A reporting clause is a clause that shows that you’re talking about what someone has said or thought. For example, in the sentence, ‘She said she was going out,’ the reporting clause is ‘she said.’

But, the reporting clause reports which said or thought something.

How do you use a Reporting Clause?

You use a reporting clause within a sentence before or after the direct or indirect speech. Direct speech uses speech marks (”) to show that someone is speaking or has spoken, while indirect speech doesn’t use speech marks and is often someone paraphrasing or repeating what someone else has said.

Reporting Clause Examples

Here are some examples of when reporting clauses are used within a sentence:

Direct Speech Indirect Speech
‘I have to go now,’ she said. Mum told me to clean my room first.
He said, ‘I’m having pizza for dinner tonight.’ I knew it was a secret because she had whispered it to me.
‘I’m coming!’ Nina shouted. They invited me to the party.
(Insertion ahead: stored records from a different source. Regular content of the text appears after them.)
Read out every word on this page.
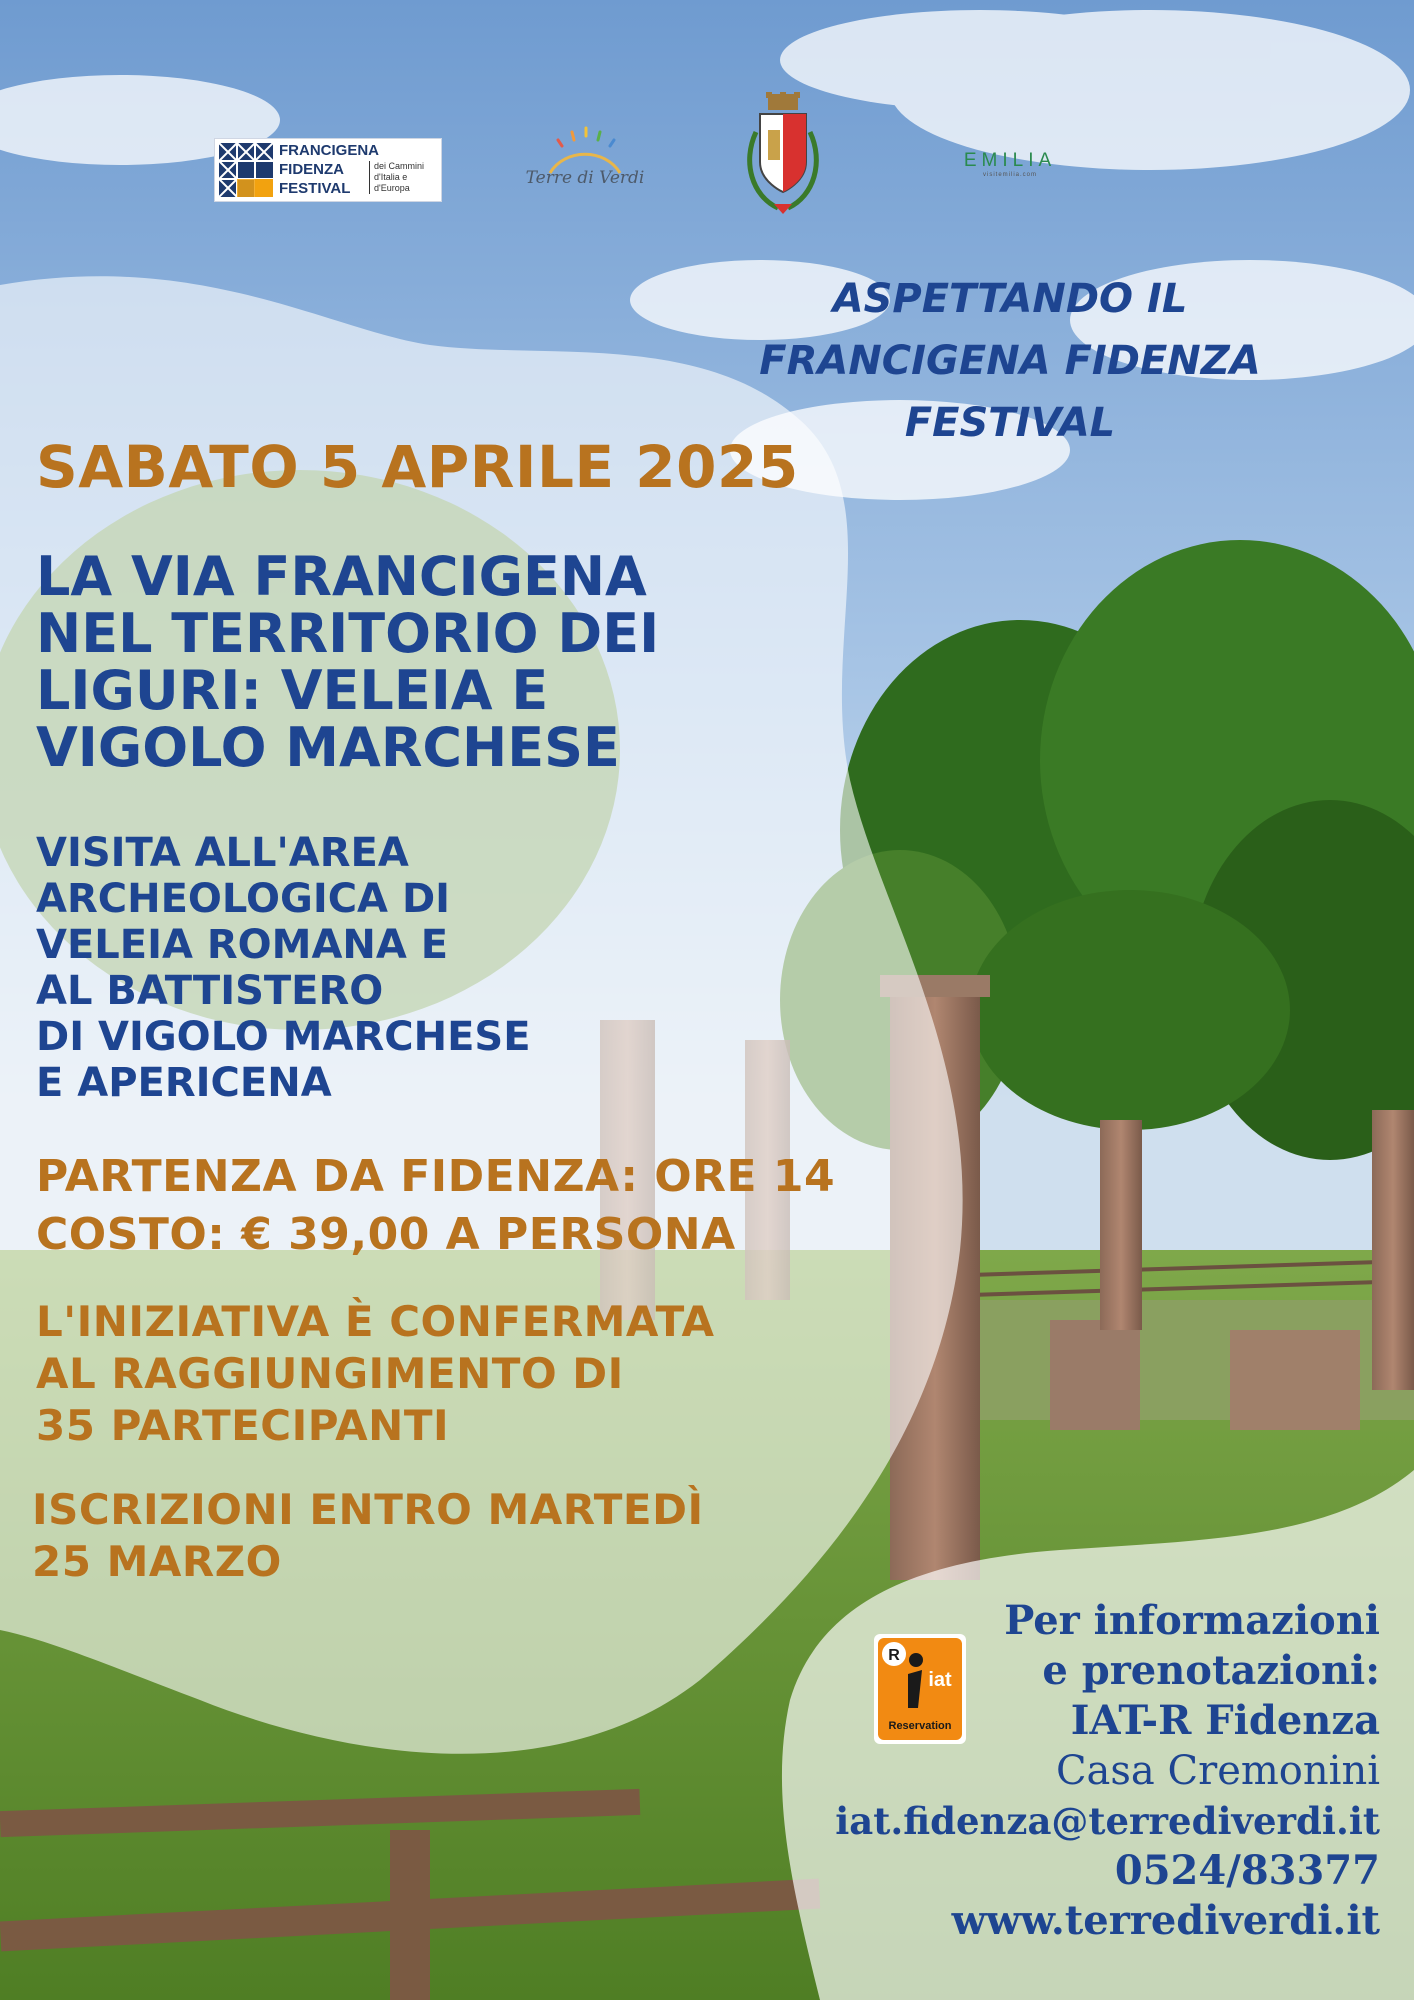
FRANCIGENA
FIDENZA
FESTIVAL
dei Cammini d'Italia e d'Europa	Terre di Verdi
EMILIA
visitemilia.com
ASPETTANDO IL
FRANCIGENA FIDENZA FESTIVAL
SABATO 5 APRILE 2025
LA VIA FRANCIGENA
NEL TERRITORIO DEI
LIGURI: VELEIA E
VIGOLO MARCHESE
VISITA ALL'AREA
ARCHEOLOGICA DI
VELEIA ROMANA E
AL BATTISTERO
DI VIGOLO MARCHESE
E APERICENA
PARTENZA DA FIDENZA: ORE 14
COSTO: € 39,00 A PERSONA
L'INIZIATIVA È CONFERMATA
AL RAGGIUNGIMENTO DI
35 PARTECIPANTI
ISCRIZIONI ENTRO MARTEDÌ
25 MARZO
R
iat
Reservation
Per informazioni
e prenotazioni:
IAT-R Fidenza
Casa Cremonini
iat.fidenza@terrediverdi.it
0524/83377
www.terrediverdi.it
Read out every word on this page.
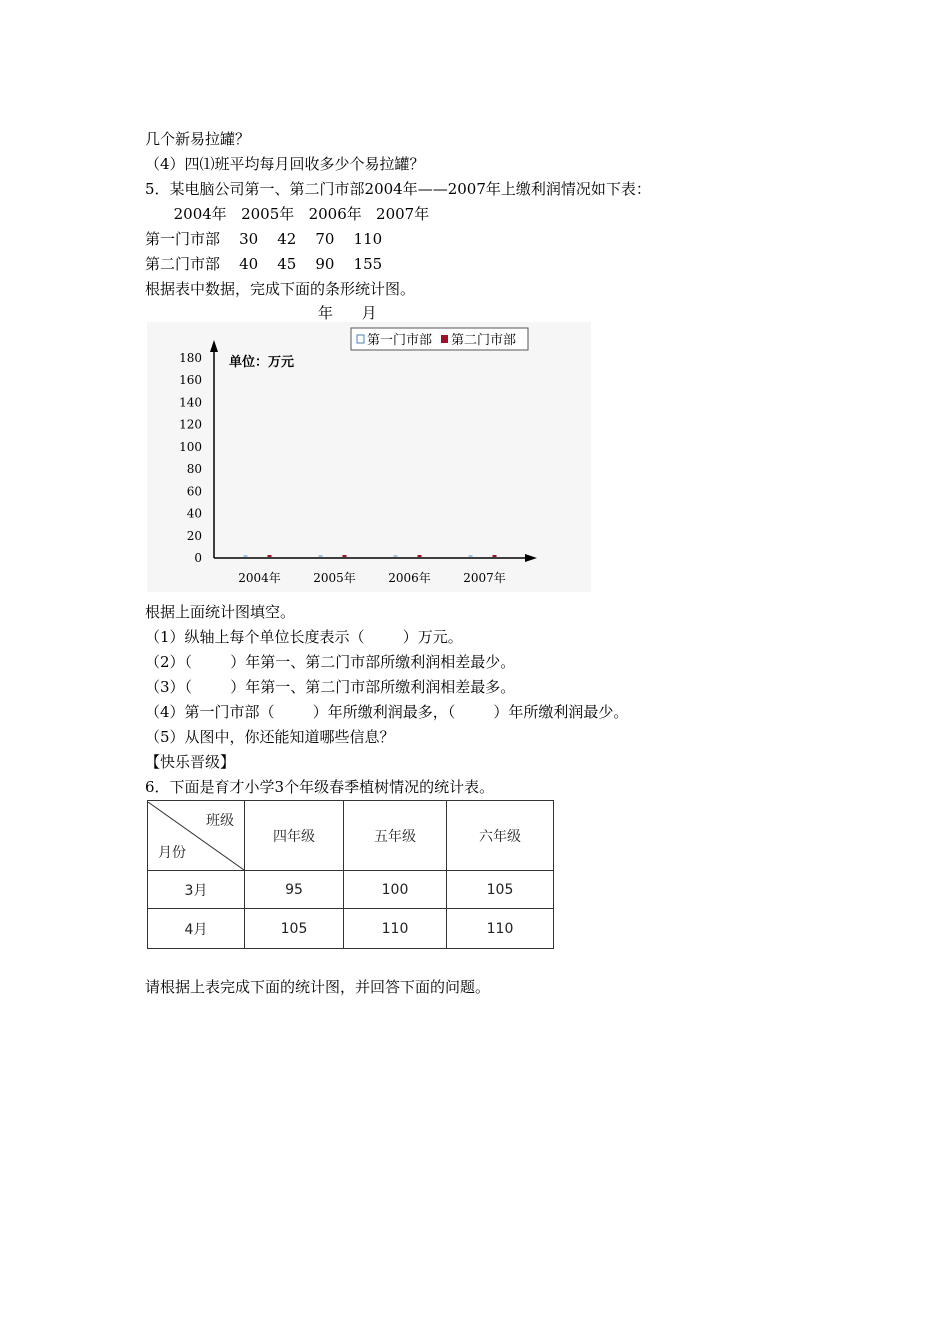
几个新易拉罐？
（4）四⑴班平均每月回收多少个易拉罐？
5．某电脑公司第一、第二门市部2004年——2007年上缴利润情况如下表：
2004年   2005年   2006年   2007年
第一门市部    30    42    70    110
第二门市部    40    45    90    155
根据表中数据，完成下面的条形统计图。
年      月
第一门市部 第二门市部
单位：万元
0
20
40
60
80
100
120
140
160
180
2004年	2005年	2006年	2007年
班级
月份	四年级	五年级	六年级
3月	95	100	105
4月	105	110	110
根据上面统计图填空。
（1）纵轴上每个单位长度表示（        ）万元。
（2）（        ）年第一、第二门市部所缴利润相差最少。
（3）（        ）年第一、第二门市部所缴利润相差最多。
（4）第一门市部（        ）年所缴利润最多，（        ）年所缴利润最少。
（5）从图中，你还能知道哪些信息？
【快乐晋级】
6．下面是育才小学3个年级春季植树情况的统计表。
请根据上表完成下面的统计图，并回答下面的问题。
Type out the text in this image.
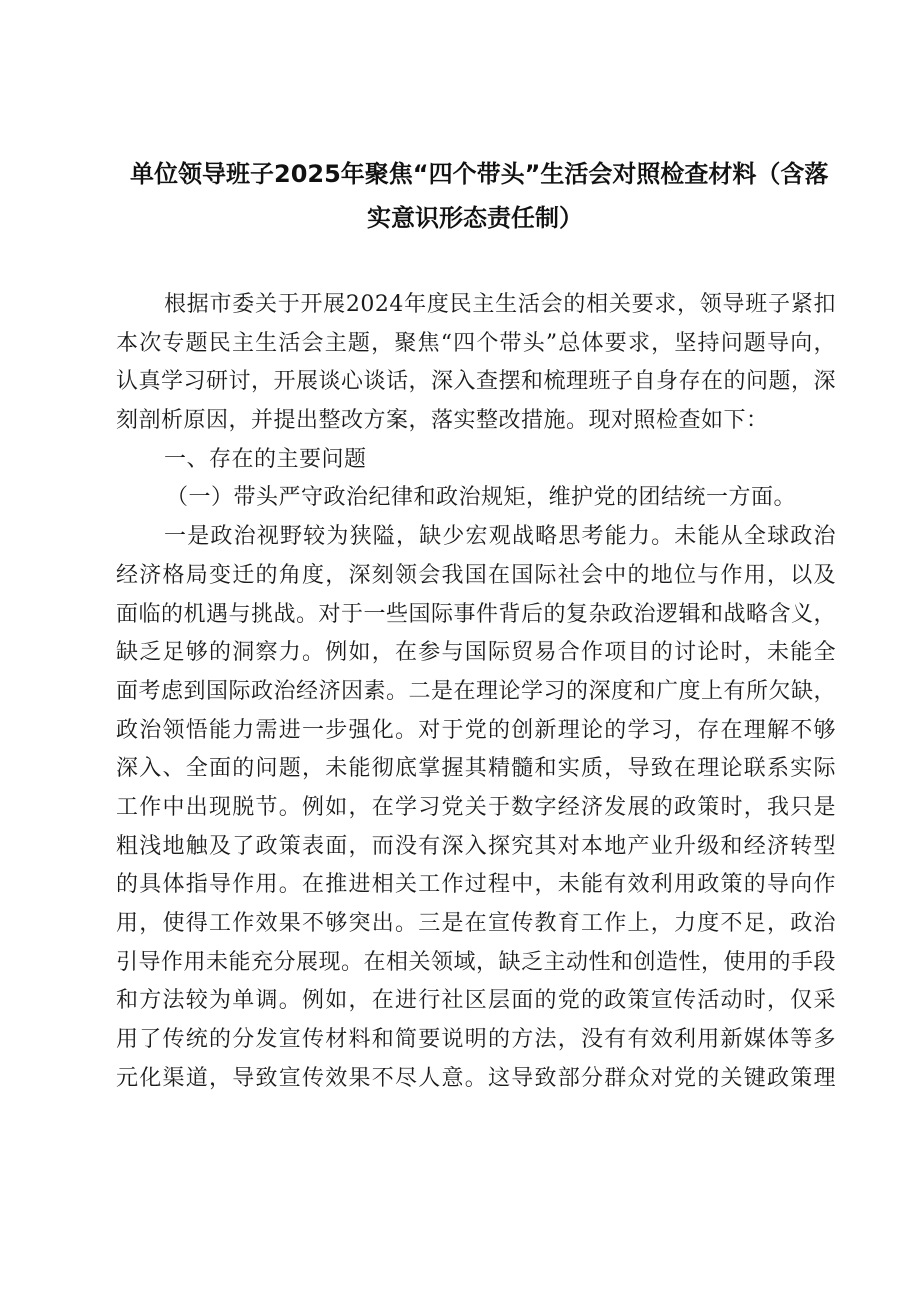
单位领导班子2025年聚焦“四个带头”生活会对照检查材料（含落
实意识形态责任制）
根据市委关于开展2024年度民主生活会的相关要求，领导班子紧扣
本次专题民主生活会主题，聚焦“四个带头”总体要求，坚持问题导向，
认真学习研讨，开展谈心谈话，深入查摆和梳理班子自身存在的问题，深
刻剖析原因，并提出整改方案，落实整改措施。现对照检查如下：
一、存在的主要问题
（一）带头严守政治纪律和政治规矩，维护党的团结统一方面。
一是政治视野较为狭隘，缺少宏观战略思考能力。未能从全球政治
经济格局变迁的角度，深刻领会我国在国际社会中的地位与作用，以及
面临的机遇与挑战。对于一些国际事件背后的复杂政治逻辑和战略含义，
缺乏足够的洞察力。例如，在参与国际贸易合作项目的讨论时，未能全
面考虑到国际政治经济因素。二是在理论学习的深度和广度上有所欠缺，
政治领悟能力需进一步强化。对于党的创新理论的学习，存在理解不够
深入、全面的问题，未能彻底掌握其精髓和实质，导致在理论联系实际
工作中出现脱节。例如，在学习党关于数字经济发展的政策时，我只是
粗浅地触及了政策表面，而没有深入探究其对本地产业升级和经济转型
的具体指导作用。在推进相关工作过程中，未能有效利用政策的导向作
用，使得工作效果不够突出。三是在宣传教育工作上，力度不足，政治
引导作用未能充分展现。在相关领域，缺乏主动性和创造性，使用的手段
和方法较为单调。例如，在进行社区层面的党的政策宣传活动时，仅采
用了传统的分发宣传材料和简要说明的方法，没有有效利用新媒体等多
元化渠道，导致宣传效果不尽人意。这导致部分群众对党的关键政策理
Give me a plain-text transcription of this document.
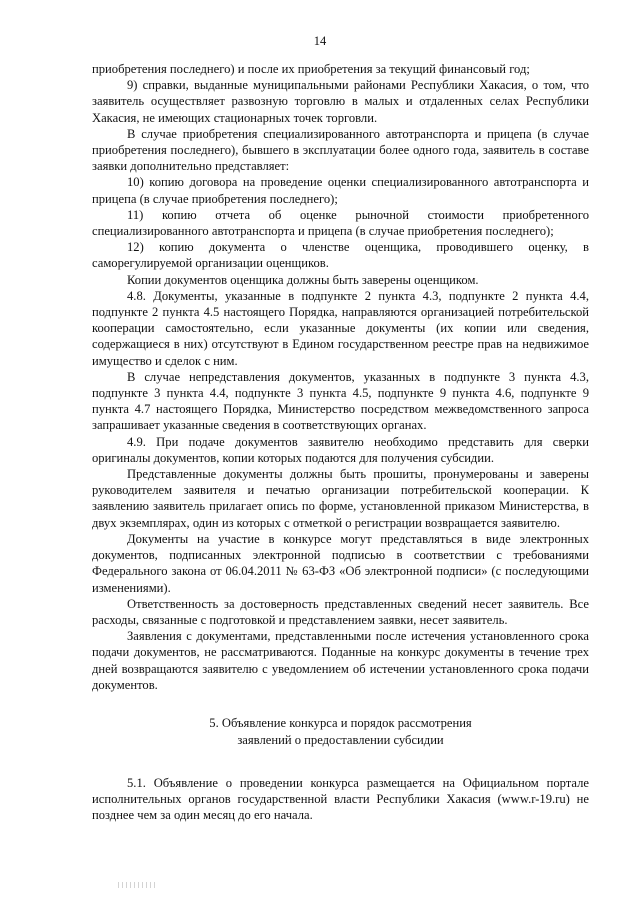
14

приобретения последнего) и после их приобретения за текущий финансовый год;

9) справки, выданные муниципальными районами Республики Хакасия, о том, что заявитель осуществляет развозную торговлю в малых и отдаленных селах Республики Хакасия, не имеющих стационарных точек торговли.

В случае приобретения специализированного автотранспорта и прицепа (в случае приобретения последнего), бывшего в эксплуатации более одного года, заявитель в составе заявки дополнительно представляет:

10) копию договора на проведение оценки специализированного автотранспорта и прицепа (в случае приобретения последнего);

11) копию отчета об оценке рыночной стоимости приобретенного специализированного автотранспорта и прицепа (в случае приобретения последнего);

12) копию документа о членстве оценщика, проводившего оценку, в саморегулируемой организации оценщиков.

Копии документов оценщика должны быть заверены оценщиком.

4.8. Документы, указанные в подпункте 2 пункта 4.3, подпункте 2 пункта 4.4, подпункте 2 пункта 4.5 настоящего Порядка, направляются организацией потребительской кооперации самостоятельно, если указанные документы (их копии или сведения, содержащиеся в них) отсутствуют в Едином государственном реестре прав на недвижимое имущество и сделок с ним.

В случае непредставления документов, указанных в подпункте 3 пункта 4.3, подпункте 3 пункта 4.4, подпункте 3 пункта 4.5, подпункте 9 пункта 4.6, подпункте 9 пункта 4.7 настоящего Порядка, Министерство посредством межведомственного запроса запрашивает указанные сведения в соответствующих органах.

4.9. При подаче документов заявителю необходимо представить для сверки оригиналы документов, копии которых подаются для получения субсидии.

Представленные документы должны быть прошиты, пронумерованы и заверены руководителем заявителя и печатью организации потребительской кооперации. К заявлению заявитель прилагает опись по форме, установленной приказом Министерства, в двух экземплярах, один из которых с отметкой о регистрации возвращается заявителю.

Документы на участие в конкурсе могут представляться в виде электронных документов, подписанных электронной подписью в соответствии с требованиями Федерального закона от 06.04.2011 № 63-ФЗ «Об электронной подписи» (с последующими изменениями).

Ответственность за достоверность представленных сведений несет заявитель. Все расходы, связанные с подготовкой и представлением заявки, несет заявитель.

Заявления с документами, представленными после истечения установленного срока подачи документов, не рассматриваются. Поданные на конкурс документы в течение трех дней возвращаются заявителю с уведомлением об истечении установленного срока подачи документов.

5. Объявление конкурса и порядок рассмотрения
заявлений о предоставлении субсидии

5.1. Объявление о проведении конкурса размещается на Официальном портале исполнительных органов государственной власти Республики Хакасия (www.r-19.ru) не позднее чем за один месяц до его начала.
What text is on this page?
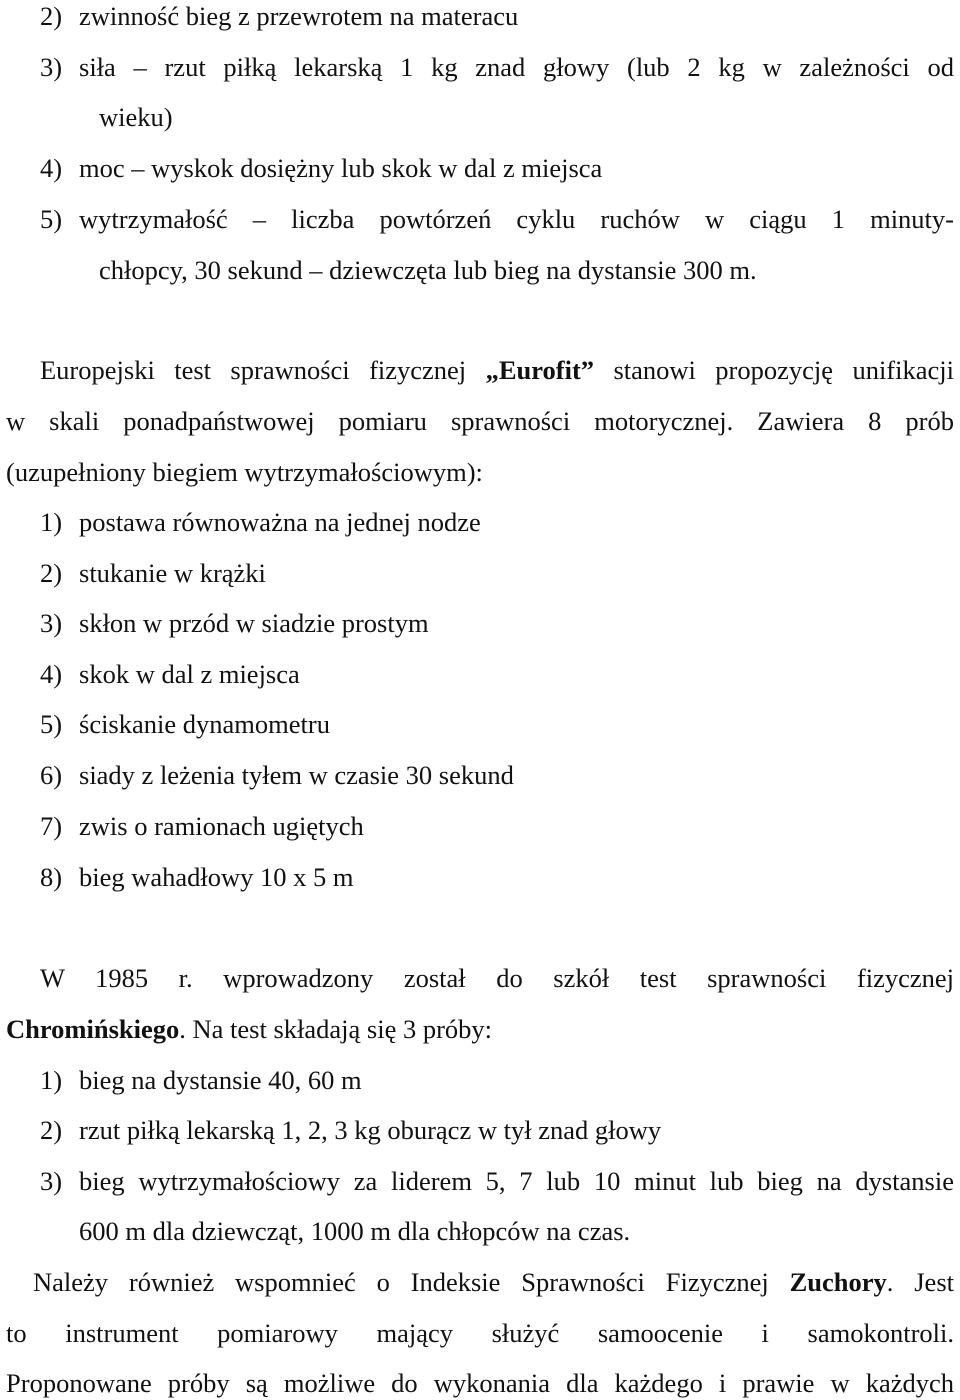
2) zwinność bieg z przewrotem na materacu
3) siła – rzut piłką lekarską 1 kg znad głowy (lub 2 kg w zależności od
wieku)
4) moc – wyskok dosiężny lub skok w dal z miejsca
5) wytrzymałość – liczba powtórzeń cyklu ruchów w ciągu 1 minuty-
chłopcy, 30 sekund – dziewczęta lub bieg na dystansie 300 m.
Europejski test sprawności fizycznej „Eurofit” stanowi propozycję unifikacji
w skali ponadpaństwowej pomiaru sprawności motorycznej. Zawiera 8 prób
(uzupełniony biegiem wytrzymałościowym):
1) postawa równoważna na jednej nodze
2) stukanie w krążki
3) skłon w przód w siadzie prostym
4) skok w dal z miejsca
5) ściskanie dynamometru
6) siady z leżenia tyłem w czasie 30 sekund
7) zwis o ramionach ugiętych
8) bieg wahadłowy 10 x 5 m
W 1985 r. wprowadzony został do szkół test sprawności fizycznej
Chromińskiego. Na test składają się 3 próby:
1) bieg na dystansie 40, 60 m
2) rzut piłką lekarską 1, 2, 3 kg oburącz w tył znad głowy
3) bieg wytrzymałościowy za liderem 5, 7 lub 10 minut lub bieg na dystansie
600 m dla dziewcząt, 1000 m dla chłopców na czas.
Należy również wspomnieć o Indeksie Sprawności Fizycznej Zuchory. Jest
to instrument pomiarowy mający służyć samoocenie i samokontroli.
Proponowane próby są możliwe do wykonania dla każdego i prawie w każdych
Reporting clauses include a pronoun or proper noun (someone’s name), ‘said,’ or a synonym for said. The reporting clause can be placed before or after the rest of the sentence. It makes sense both ways.

The reporting clause is sometimes placed in the middle of direct speech. Here are some examples:

‘I couldn’t sleep,’ he said.’I was so excited.’
‘I lost my necklace,’ she confessed. ‘I’m looking for it.’
‘The waffles are delicious,’ they beamed. ‘Can I have some more?’
‘I’m scared,’ Fiona paused. ‘Did you hear that?’
‘You need to clean your room,’ Dad warned. ‘Or you can’t play your game.’

The second section of direct speech can stay on the same line because it’s the same person speaking. However, it’s still a new sentence, so we have to use a full stop after the reporting clause and begin the recent direct speech with a capital letter.